I have written here and other places on Amy Edmondson's wonderful research on how, when nurses feel as if they have psychological safety, they openly talk about and try to correct drug treatment errors, but when they work in a climate of fear, they are afraid to even admit when they have made mistakes — which led to a rather bizarre finding in Amy's early research that in nursing units where people felt safe, even compelled,to talk about and learn from mistakes, they reported ten times more errors than in a nursing unit where the supervisor slammed nurses who admitted or where "caught" making mistakes.
This morning's San Francisco Chronicle reports an equally fascinating study on reducing drug treatment errors.
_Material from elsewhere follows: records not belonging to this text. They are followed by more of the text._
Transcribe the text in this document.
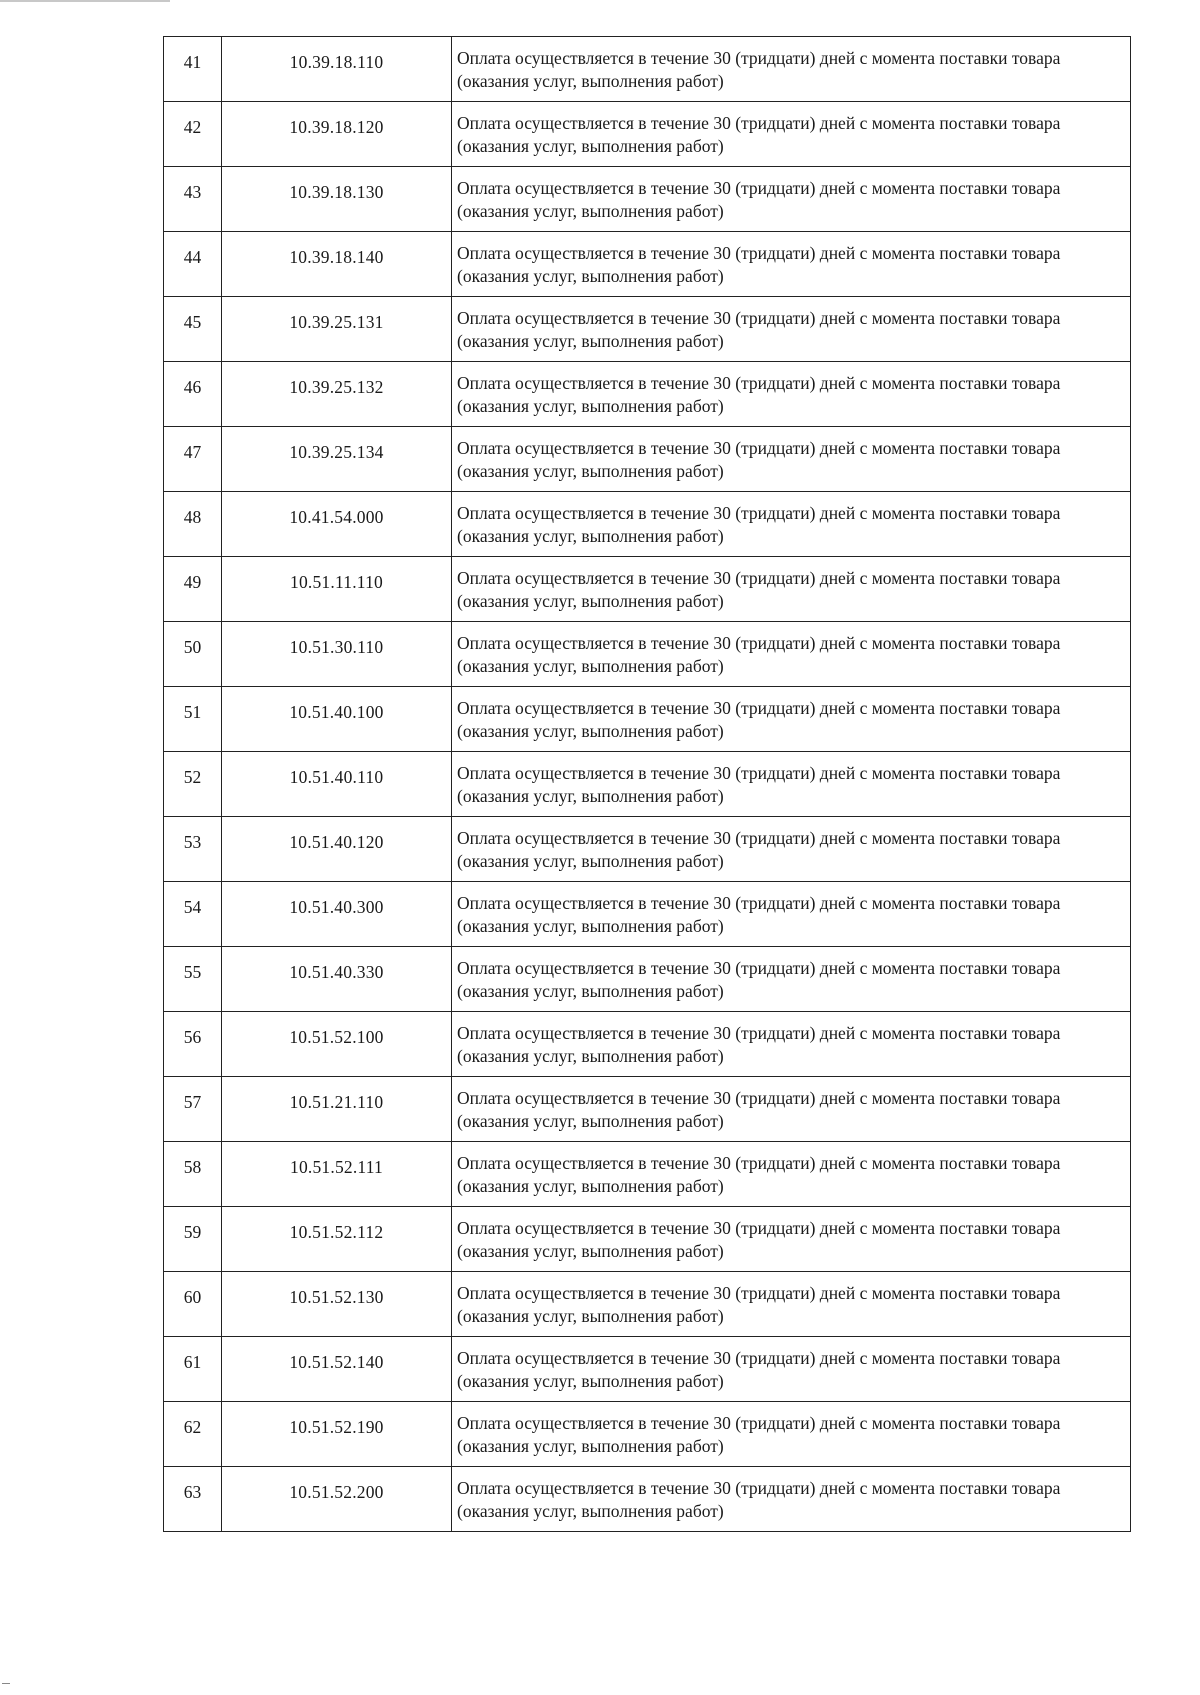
41	10.39.18.110	Оплата осуществляется в течение 30 (тридцати) дней с момента поставки товара (оказания услуг, выполнения работ)
42	10.39.18.120	Оплата осуществляется в течение 30 (тридцати) дней с момента поставки товара (оказания услуг, выполнения работ)
43	10.39.18.130	Оплата осуществляется в течение 30 (тридцати) дней с момента поставки товара (оказания услуг, выполнения работ)
44	10.39.18.140	Оплата осуществляется в течение 30 (тридцати) дней с момента поставки товара (оказания услуг, выполнения работ)
45	10.39.25.131	Оплата осуществляется в течение 30 (тридцати) дней с момента поставки товара (оказания услуг, выполнения работ)
46	10.39.25.132	Оплата осуществляется в течение 30 (тридцати) дней с момента поставки товара (оказания услуг, выполнения работ)
47	10.39.25.134	Оплата осуществляется в течение 30 (тридцати) дней с момента поставки товара (оказания услуг, выполнения работ)
48	10.41.54.000	Оплата осуществляется в течение 30 (тридцати) дней с момента поставки товара (оказания услуг, выполнения работ)
49	10.51.11.110	Оплата осуществляется в течение 30 (тридцати) дней с момента поставки товара (оказания услуг, выполнения работ)
50	10.51.30.110	Оплата осуществляется в течение 30 (тридцати) дней с момента поставки товара (оказания услуг, выполнения работ)
51	10.51.40.100	Оплата осуществляется в течение 30 (тридцати) дней с момента поставки товара (оказания услуг, выполнения работ)
52	10.51.40.110	Оплата осуществляется в течение 30 (тридцати) дней с момента поставки товара (оказания услуг, выполнения работ)
53	10.51.40.120	Оплата осуществляется в течение 30 (тридцати) дней с момента поставки товара (оказания услуг, выполнения работ)
54	10.51.40.300	Оплата осуществляется в течение 30 (тридцати) дней с момента поставки товара (оказания услуг, выполнения работ)
55	10.51.40.330	Оплата осуществляется в течение 30 (тридцати) дней с момента поставки товара (оказания услуг, выполнения работ)
56	10.51.52.100	Оплата осуществляется в течение 30 (тридцати) дней с момента поставки товара (оказания услуг, выполнения работ)
57	10.51.21.110	Оплата осуществляется в течение 30 (тридцати) дней с момента поставки товара (оказания услуг, выполнения работ)
58	10.51.52.111	Оплата осуществляется в течение 30 (тридцати) дней с момента поставки товара (оказания услуг, выполнения работ)
59	10.51.52.112	Оплата осуществляется в течение 30 (тридцати) дней с момента поставки товара (оказания услуг, выполнения работ)
60	10.51.52.130	Оплата осуществляется в течение 30 (тридцати) дней с момента поставки товара (оказания услуг, выполнения работ)
61	10.51.52.140	Оплата осуществляется в течение 30 (тридцати) дней с момента поставки товара (оказания услуг, выполнения работ)
62	10.51.52.190	Оплата осуществляется в течение 30 (тридцати) дней с момента поставки товара (оказания услуг, выполнения работ)
63	10.51.52.200	Оплата осуществляется в течение 30 (тридцати) дней с момента поставки товара (оказания услуг, выполнения работ)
This one focuses on the evils of interruptions, which as research by Gloria Mark shows, slows and undermines performance, and creates great job stress. As the article reports "A UCSF program to improve accuracy in administering drugs – with
particular emphasis on reducing interruptions that often lead to
mistakes – resulted in a nearly 88 percent drop in errors over 36
months at the nine Bay Area hospitals, according to results being
released today." The cool thing about the article is that the nurses at different hospitals invented different local methods for reducing interruptions, to the vest you see pictured above to covering windows so colleagues couldn't see them (and thus run in and interrupt them), to developing quiet zones, or quiet times during drug administration. Note that drug treatment errors are huge problem, resulting in over 400,000 preventable injuries per year and 3.5 billion in costs. So a 88% reduction is huge.
This research is also fascinating to me because it shows how, so often, when people say they are too busy, don't have enough money, or their will be resistance to change that these are excuses, or worse yet, negative self-fulfilling prophecies. In particular, I think that people — especially managers — often use spending money as a substitute for thinking, when inexpensive and low-tech solutions work just fine. I am looking forward to digging into this research further.